Lavoisier tentou expor a química de forma analítica, do simples para o complexo, com o objetivo de formar químicos no prazo aproximado de dois anos.
O Tratado serviu como modelo para o movimento intelectual, que propagava o espírito "analítico" e que pretendia tornar as ciências acessíveis à maioria das pessoas e úteis para todos, passando a fazer parte do discurso político como uma garantia de progresso e o termo "elementar", introduzido no título da obra, era uma alusão aos Elementos de Euclides, e referiam-se mais ao rigor matemático da nova química que a sua acessibilidade.
6. Como a tradução da nomenclatura química do francês para o português favoreceu a aceitação da obra de Lavoisier em Portugal e no Brasil?
Após vinte anos, a nomenclatura foi praticamente adotada por toda a Europa. Vicente Seabra Telles, brasileiro que estudava em Portugal, usou pioneiramente a nova nomenclatura química em seu livro Dissertação sobre a fermentação, publicado em 1787, e predominantemente no segundo volume do Elementos de chimica, publicado em 1790. Em 1801, Seabra publicou a Nomenclatura chimica portugueza, franceza e latina, que traz uma completa adaptação da nomenclatura química às regras da língua portuguesa. Para obter um tal êxito na adoção da nova nomenclatura, Lavoisier e seus colaboradores empenharam-se em uma campanha de persuasão. O periódico Annales de Chimie et de Physique tornou-se um veículo importante para esse fim, evidenciando os pontos fracos da teoria do flogisto e realçando as vantagens da nova teoria, convencendo os químicos a utilizarem a nova nomenclatura.

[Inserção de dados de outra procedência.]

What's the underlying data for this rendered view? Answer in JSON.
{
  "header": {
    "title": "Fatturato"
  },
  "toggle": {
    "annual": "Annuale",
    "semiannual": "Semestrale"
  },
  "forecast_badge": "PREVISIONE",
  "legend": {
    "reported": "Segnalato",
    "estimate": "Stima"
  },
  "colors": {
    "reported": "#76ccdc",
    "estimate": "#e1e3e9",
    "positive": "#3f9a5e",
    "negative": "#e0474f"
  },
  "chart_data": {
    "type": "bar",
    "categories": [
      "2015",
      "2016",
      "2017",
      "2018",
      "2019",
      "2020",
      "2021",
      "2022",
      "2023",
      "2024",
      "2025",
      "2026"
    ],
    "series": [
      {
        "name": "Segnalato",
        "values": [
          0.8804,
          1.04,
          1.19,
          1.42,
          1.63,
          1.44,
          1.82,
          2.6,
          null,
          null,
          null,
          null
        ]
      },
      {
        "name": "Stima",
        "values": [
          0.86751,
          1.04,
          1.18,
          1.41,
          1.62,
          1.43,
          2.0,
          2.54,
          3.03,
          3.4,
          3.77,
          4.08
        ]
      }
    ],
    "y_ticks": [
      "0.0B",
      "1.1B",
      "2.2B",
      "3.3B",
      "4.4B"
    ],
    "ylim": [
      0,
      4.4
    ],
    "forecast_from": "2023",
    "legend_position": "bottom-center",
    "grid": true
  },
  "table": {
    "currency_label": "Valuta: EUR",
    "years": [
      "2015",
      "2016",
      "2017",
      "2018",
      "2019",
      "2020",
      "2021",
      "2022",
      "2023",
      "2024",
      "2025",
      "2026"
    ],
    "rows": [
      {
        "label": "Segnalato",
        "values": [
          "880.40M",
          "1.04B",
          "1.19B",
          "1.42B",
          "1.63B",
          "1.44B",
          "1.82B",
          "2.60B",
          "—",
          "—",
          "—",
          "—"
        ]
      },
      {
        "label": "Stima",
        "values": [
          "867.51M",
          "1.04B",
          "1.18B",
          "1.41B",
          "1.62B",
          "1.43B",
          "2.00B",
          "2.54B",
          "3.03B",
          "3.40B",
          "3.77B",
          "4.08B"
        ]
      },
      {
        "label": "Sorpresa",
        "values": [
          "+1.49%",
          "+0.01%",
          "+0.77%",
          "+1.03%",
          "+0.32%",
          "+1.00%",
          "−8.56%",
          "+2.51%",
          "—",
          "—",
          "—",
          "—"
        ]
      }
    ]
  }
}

Como uma estratégia de Lavoisier para consolidar a sua própria teoria e derrubar a teoria do flogisto, Madame Lavoisier traduziu, em 1788, para a língua francesa, o livro An essay on phlogiston and the constitution of acids, do irlandês Richard Kirwan. A obra traduzida continha notas de Lavoisier e de seus colaboradores, refutando as ideias de Kirwan. Travou-se uma batalha intelectual e Kirwan, em meio do exercício de argumentar contra os teóricos do oxigênio, conseguiu perceber, em 1791, que o sistema de explicações oferecido pela teoria do oxigênio era mais coerente do que aquele oferecido pela perspectiva que ele inicialmente defendia, e assim converteu-se à teoria do oxigênio.
Apesar de a França, na época de Lavoisier, possuir cerca de 50% de analfabetos, em Paris, cidade onde residia, a maioria das pessoas era alfabetizada. A existência da imprensa (prensa tipográfica), que agilizava a impressão das obras, contribuiu para acelerar a difusão das ideias iluministas, pois era também moda entre os parisienses ler os autores iluministas e os feitos das ciências. O fato de Lavoisier publicar em francês (costumava-se publicar em latim), dando oportunidade de acesso a uma maior camada da população, também contribuiu para a eficaz divulgação de seu trabalho.
O mérito da nomenclatura que adotamos consiste principalmente em que a substância simples, uma vez nomeada, faz com que o nome de todos os seus compostos decorra necessariamente dessa primeira palavra.